48 Nations To Compete As FIFA Releases Schedule For Series 2026 - 3 days ago

FIFA has unveiled the full match schedule for the FIFA Series 2026, confirming that 48 national teams from all six continental confederations will take part in the expanded international friendly competition.

The tournament will be played across the March and April 2026 international windows, with fixtures arranged into 12 groups of four teams. Nine of those groups will feature men’s national sides and three will be contested by women’s teams, underlining FIFA’s intention to grow both strands of the international game in parallel.

Eleven FIFA Member Associations will act as hosts, with Rwanda set to stage two groups. Other hosts include Australia, Azerbaijan, Brazil, Côte d’Ivoire, Indonesia, Kazakhstan, New Zealand, Puerto Rico, Switzerland, Thailand, and Uzbekistan, giving the event a genuinely global footprint that stretches from Oceania to South America and from West Africa to Central Asia.

All matches will carry full international status and will be broadcast worldwide. FIFA says this is designed to give emerging and mid-tier national teams more meaningful exposure, particularly against opponents from other confederations they rarely meet in traditional qualifying campaigns or regional championships.

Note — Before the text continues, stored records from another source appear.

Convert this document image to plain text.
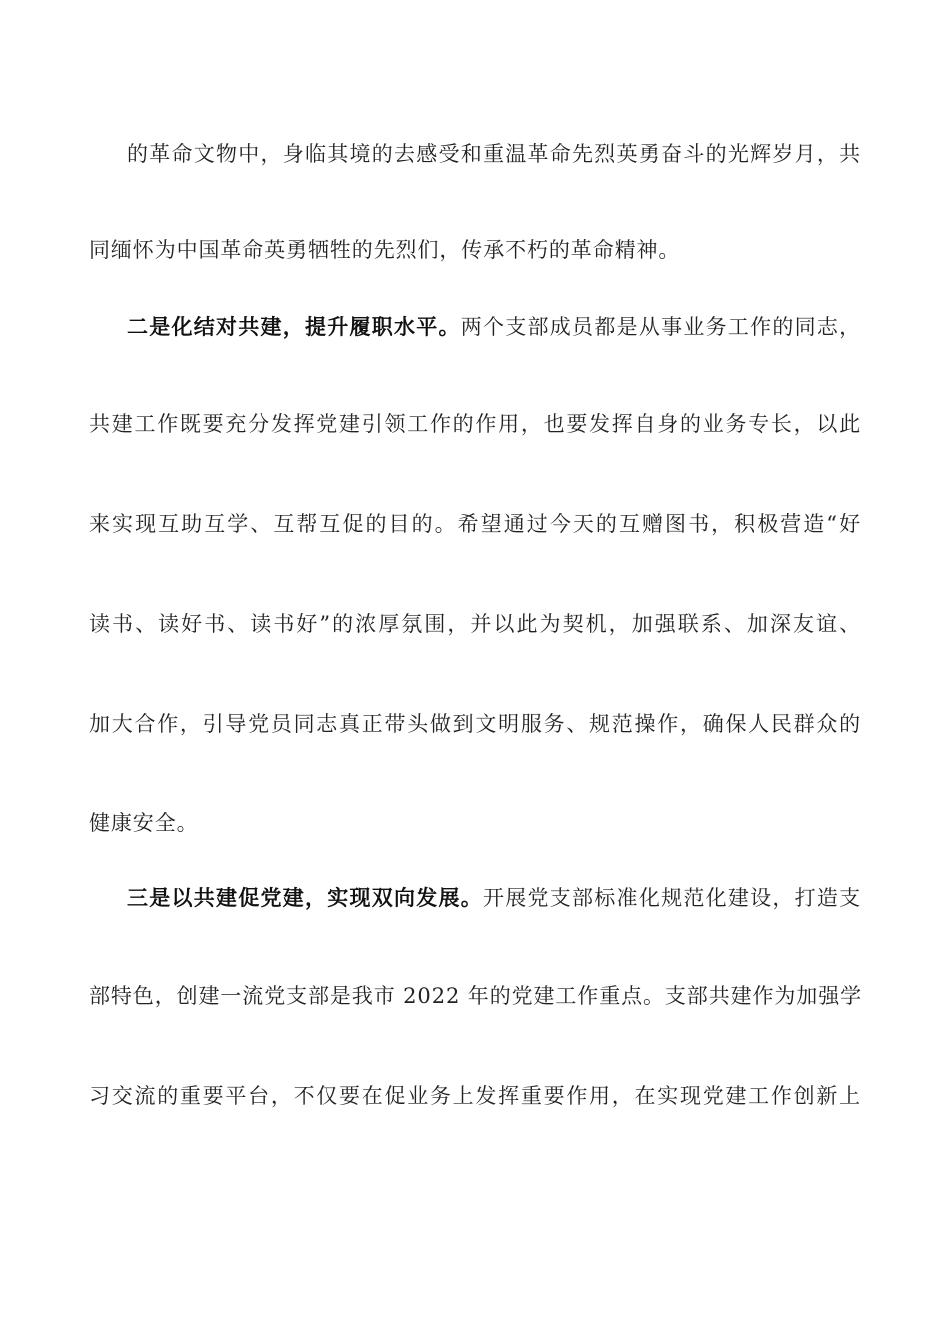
的革命文物中，身临其境的去感受和重温革命先烈英勇奋斗的光辉岁月，共
同缅怀为中国革命英勇牺牲的先烈们，传承不朽的革命精神。
二是化结对共建，提升履职水平。两个支部成员都是从事业务工作的同志，
共建工作既要充分发挥党建引领工作的作用，也要发挥自身的业务专长，以此
来实现互助互学、互帮互促的目的。希望通过今天的互赠图书，积极营造“好
读书、读好书、读书好”的浓厚氛围，并以此为契机，加强联系、加深友谊、
加大合作，引导党员同志真正带头做到文明服务、规范操作，确保人民群众的
健康安全。
三是以共建促党建，实现双向发展。开展党支部标准化规范化建设，打造支
部特色，创建一流党支部是我市 2022 年的党建工作重点。支部共建作为加强学
习交流的重要平台，不仅要在促业务上发挥重要作用，在实现党建工作创新上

Within each four-team group, participating associations have been allowed to choose their preferred competition format. Some groups will follow a mini knockout structure, with semi-finals and a final, while others will play a set of pre-arranged fixtures. Regardless of the format, one team will be declared group winner.

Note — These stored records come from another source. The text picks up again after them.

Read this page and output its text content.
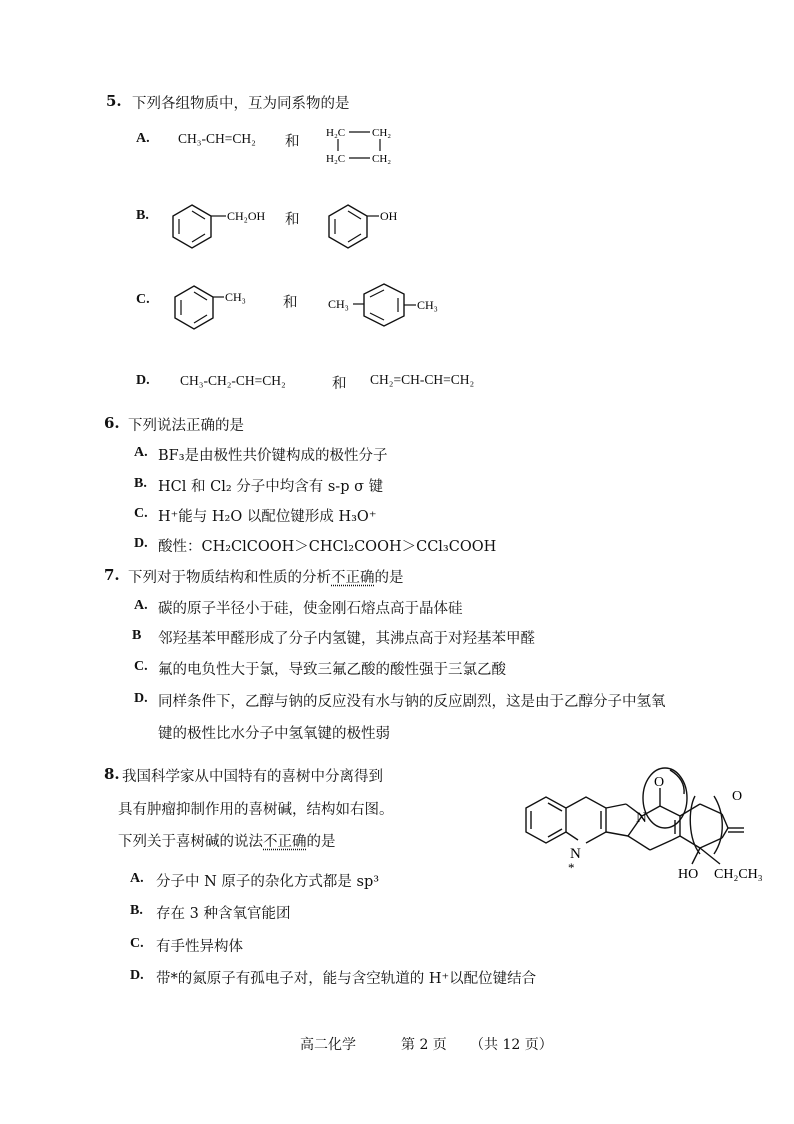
5. 下列各组物质中，互为同系物的是
A. CH₃-CH=CH₂ 和
H₂C CH₂
H₂C CH₂
B.	CH₂OH 和	OH
C.	CH₃	和	CH₃	CH₃
D. CH₃-CH₂-CH=CH₂	和 CH₂=CH-CH=CH₂
6. 下列说法正确的是
A. BF₃是由极性共价键构成的极性分子
B. HCl 和 Cl₂ 分子中均含有 s-p σ 键
C. H⁺能与 H₂O 以配位键形成 H₃O⁺
D. 酸性：CH₂ClCOOH＞CHCl₂COOH＞CCl₃COOH
7. 下列对于物质结构和性质的分析不正确的是
A. 碳的原子半径小于硅，使金刚石熔点高于晶体硅
B 邻羟基苯甲醛形成了分子内氢键，其沸点高于对羟基苯甲醛
C. 氟的电负性大于氯，导致三氟乙酸的酸性强于三氯乙酸
D. 同样条件下，乙醇与钠的反应没有水与钠的反应剧烈，这是由于乙醇分子中氢氧
键的极性比水分子中氢氧键的极性弱
8. 我国科学家从中国特有的喜树中分离得到
具有肿瘤抑制作用的喜树碱，结构如右图。
下列关于喜树碱的说法不正确的是
A. 分子中 N 原子的杂化方式都是 sp³
B. 存在 3 种含氧官能团
C. 有手性异构体
D. 带*的氮原子有孤电子对，能与含空轨道的 H⁺以配位键结合
N
*
N
O
O
HO CH₂CH₃
高二化学	第 2 页 （共 12 页）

To guarantee decisive outcomes, any match that ends level after 90 minutes will go straight to a penalty shoot-out, with no extra time played. The approach is intended to maintain intensity, reduce player fatigue in a congested calendar, and provide coaches with high-pressure scenarios that mirror tournament conditions.

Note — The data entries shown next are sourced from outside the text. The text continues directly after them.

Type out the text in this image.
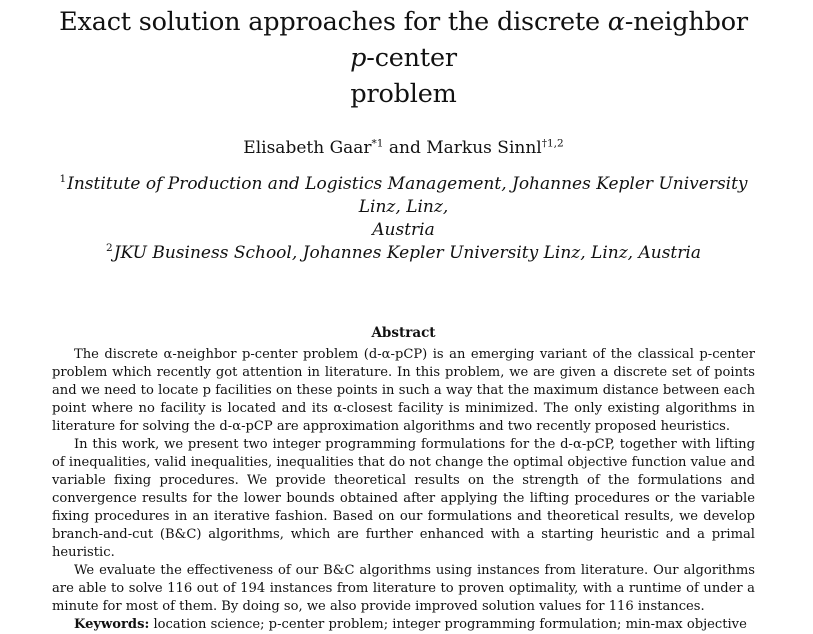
Exact solution approaches for the discrete α-neighbor p-center
problem
Elisabeth Gaar$^{*1}$ and Markus Sinnl$^{\dagger 1,2}$
$^1$Institute of Production and Logistics Management, Johannes Kepler University Linz, Linz,
Austria
$^2$JKU Business School, Johannes Kepler University Linz, Linz, Austria
Abstract

The discrete α-neighbor p-center problem (d-α-pCP) is an emerging variant of the classical p-center problem which recently got attention in literature. In this problem, we are given a discrete set of points and we need to locate p facilities on these points in such a way that the maximum distance between each point where no facility is located and its α-closest facility is minimized. The only existing algorithms in literature for solving the d-α-pCP are approximation algorithms and two recently proposed heuristics.

In this work, we present two integer programming formulations for the d-α-pCP, together with lifting of inequalities, valid inequalities, inequalities that do not change the optimal objective function value and variable fixing procedures. We provide theoretical results on the strength of the formulations and convergence results for the lower bounds obtained after applying the lifting procedures or the variable fixing procedures in an iterative fashion. Based on our formulations and theoretical results, we develop branch-and-cut (B&C) algorithms, which are further enhanced with a starting heuristic and a primal heuristic.

We evaluate the effectiveness of our B&C algorithms using instances from literature. Our algorithms are able to solve 116 out of 194 instances from literature to proven optimality, with a runtime of under a minute for most of them. By doing so, we also provide improved solution values for 116 instances.

Keywords: location science; p-center problem; integer programming formulation; min-max objective
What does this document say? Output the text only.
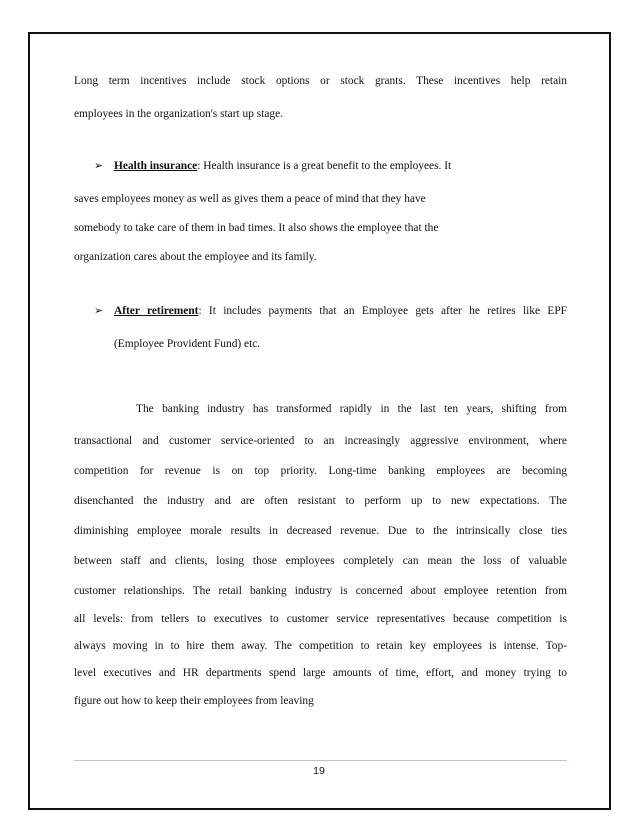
Long term incentives include stock options or stock grants. These incentives help retain
employees in the organization's start up stage.
➢ Health insurance: Health insurance is a great benefit to the employees. It
saves employees money as well as gives them a peace of mind that they have
somebody to take care of them in bad times. It also shows the employee that the
organization cares about the employee and its family.
➢ After retirement: It includes payments that an Employee gets after he retires like EPF
(Employee Provident Fund) etc.
The banking industry has transformed rapidly in the last ten years, shifting from
transactional and customer service-oriented to an increasingly aggressive environment, where
competition for revenue is on top priority. Long-time banking employees are becoming
disenchanted the industry and are often resistant to perform up to new expectations. The
diminishing employee morale results in decreased revenue. Due to the intrinsically close ties
between staff and clients, losing those employees completely can mean the loss of valuable
customer relationships. The retail banking industry is concerned about employee retention from
all levels: from tellers to executives to customer service representatives because competition is
always moving in to hire them away. The competition to retain key employees is intense. Top-
level executives and HR departments spend large amounts of time, effort, and money trying to
figure out how to keep their employees from leaving
19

FIFA describes the Series 2026 as a direct evolution of the pilot edition staged in 2024. It forms part of a broader strategy to narrow the gap between established powers and developing football nations by offering regular, competitive cross-confederation fixtures outside flagship events such as the FIFA World Cup 2026.

In its announcement, the governing body said the FIFA Series is meant to strengthen both the sporting and cultural fabric of international football, giving lesser-known teams a platform while offering fans a wider variety of matchups than the traditional calendar has allowed.